解説は「考え方」に重点を置き、多くの「別解」を掲載。ぐんぐん力がつくうえに、数学の本当の面白さまでわかってくる。
「新数学演習」と「数学ショートプログラム」はマニア向けなので、数学に相当自信がある人が、東大京大で高得点を狙う場合にやる。
「解法の探求1」は特に必要なし。マニアの余興。マニアなら読むべき。
「解法の探求2」は、知っておいた方がいい知識が満載だが、「微積分基礎の極意」に見やすく収録されているので、そっちを使えばよい。
読んで損はないが。(読むのはともかく、全部やるのはほぼ無理。多すぎるし、難しすぎる。)
「マスターオブ整数」は、東大や京大や一橋で整数問題を確実に正解したい人向け。
「マスターオブ場合の数」は、なぜ確率を入れていないのか、理解に苦しむ。数学大好きな中学生向け。

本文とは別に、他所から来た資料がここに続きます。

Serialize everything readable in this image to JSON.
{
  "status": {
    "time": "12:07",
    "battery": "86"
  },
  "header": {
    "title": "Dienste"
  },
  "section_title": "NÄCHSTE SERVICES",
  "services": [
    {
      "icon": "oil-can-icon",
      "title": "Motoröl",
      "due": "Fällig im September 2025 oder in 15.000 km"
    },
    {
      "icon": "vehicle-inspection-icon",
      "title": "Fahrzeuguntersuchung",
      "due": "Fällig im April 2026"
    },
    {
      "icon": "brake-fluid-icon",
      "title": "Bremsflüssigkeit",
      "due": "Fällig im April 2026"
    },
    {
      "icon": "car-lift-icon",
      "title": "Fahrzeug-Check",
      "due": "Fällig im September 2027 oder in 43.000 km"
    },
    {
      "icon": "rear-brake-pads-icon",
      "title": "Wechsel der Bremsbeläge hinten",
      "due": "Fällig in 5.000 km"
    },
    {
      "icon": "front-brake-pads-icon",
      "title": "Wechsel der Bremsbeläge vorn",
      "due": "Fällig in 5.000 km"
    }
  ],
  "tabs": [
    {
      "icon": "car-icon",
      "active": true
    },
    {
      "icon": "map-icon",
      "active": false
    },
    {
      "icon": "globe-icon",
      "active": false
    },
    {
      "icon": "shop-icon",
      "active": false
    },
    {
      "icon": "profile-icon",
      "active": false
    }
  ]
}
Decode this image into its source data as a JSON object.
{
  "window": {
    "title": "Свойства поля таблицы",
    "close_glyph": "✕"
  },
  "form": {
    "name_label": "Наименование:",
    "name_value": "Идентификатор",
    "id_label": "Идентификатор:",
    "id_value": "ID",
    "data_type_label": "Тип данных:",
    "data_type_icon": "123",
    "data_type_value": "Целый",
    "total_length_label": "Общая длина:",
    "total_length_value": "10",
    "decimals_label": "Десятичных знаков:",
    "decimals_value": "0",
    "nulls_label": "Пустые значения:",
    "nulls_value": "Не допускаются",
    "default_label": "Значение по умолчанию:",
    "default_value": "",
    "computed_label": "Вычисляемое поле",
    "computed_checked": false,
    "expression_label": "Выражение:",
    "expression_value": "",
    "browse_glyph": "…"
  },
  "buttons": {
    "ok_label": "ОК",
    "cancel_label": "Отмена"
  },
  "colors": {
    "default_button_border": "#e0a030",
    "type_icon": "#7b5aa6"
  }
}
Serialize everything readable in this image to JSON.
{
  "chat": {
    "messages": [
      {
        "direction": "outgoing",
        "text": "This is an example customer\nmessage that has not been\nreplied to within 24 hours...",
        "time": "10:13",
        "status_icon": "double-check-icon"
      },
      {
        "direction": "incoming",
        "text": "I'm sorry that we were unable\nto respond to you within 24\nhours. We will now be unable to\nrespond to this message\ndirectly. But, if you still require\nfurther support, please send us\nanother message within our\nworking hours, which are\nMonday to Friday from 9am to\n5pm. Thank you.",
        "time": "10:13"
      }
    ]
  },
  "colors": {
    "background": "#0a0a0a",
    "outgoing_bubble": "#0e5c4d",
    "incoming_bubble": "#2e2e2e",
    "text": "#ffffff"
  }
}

「解法の探求確率」は、マニア以外が読むと頭が混乱するだけ。
「新数学スタンダード演習」と「1対1対応の演習」は、ある程度のレベル以上の大学を目指す人なら、
基礎段階を終えた後でやるとちょうどいいレベル。
しかし書かれていることは大数色出まくりなので、大数の世界に突入したい人向けの大数入門と考えた方がよい。
数学の苦手な人は手を出してはいけない。
【学習おすすめプラン】
河合全統偏差値50未満の人や独学未習の人→1へ
河合全統偏差値50〜60の人→2へ
河合全統偏差値60〜の人→3へ
1、まず教科書の公式、例題をほぼ完璧にしよう。
教科書がわかりにくい場合や教科書がないなら、
これでわかる(文英堂) や マセマはじはじ→マセマ元気(マセマ)などを代用しよう。終わったら2へ。
2、白チャ(数研)例題をほぼ完璧にしよう。
終わったらチョイス(河合出版)かチェクリピ(乙会)で演習しよう。(できればチェクリピがおすすめです。)
MARCHまでならここまでで後は過去問にいきましょう。
地方上位国公立以上、上智・理科大・同志社・立命館以上志望者4へ。
3、赤チャ(数研)例題をほぼ完璧にしよう。
MARCHまでならチョイスかチェクリピで演習後過去問にいきましょう。
地方上位国公立以上・上智・理科大・同志社・立命館以上志望者は4へ。
4、1対1をほぼ完璧にしよう。
大数が合わないと感じる人は標準問題精講で代用しよう。
地方旧帝(医学部除く)、地方上位国公立(医学部除く)、早稲田(理工除く)、慶応(医、理工除く)、
上智・理科大・同志社・立命館志望者はこの後過去問にいきましょう。
文系で東京・京都・一橋・大阪志望者は5へ。
理系で東京・京都・東工・大阪・地方旧帝(医学部)、早稲田(理工)、慶応(医、理工)志望者は6へ。
5、過去問にいきましょう。余裕がある人は過去問にいく前に新スタ演をほぼ完璧にしよう。
さらに余裕があるなら文系プラチカ(河合出版)をこなしましょう。
6、やさ理(河合出版)、プラチカ3C(河合出版)をほぼ完璧にしよう。東大理三、京大医(医)志望者以外はこの後過去問にいきましょう。
微積分基礎の極意(東京出版)もおすすめです。(特に東工志望者に。)東大理三、京大医(医)志望者は7へ。
7、新数学演習(東京出版)かハイ理(河合出版)をこなしましょう。この後過去問にいきましょう。
これらはあくまで一例です。迷ったら参考にしてくだされば幸いです。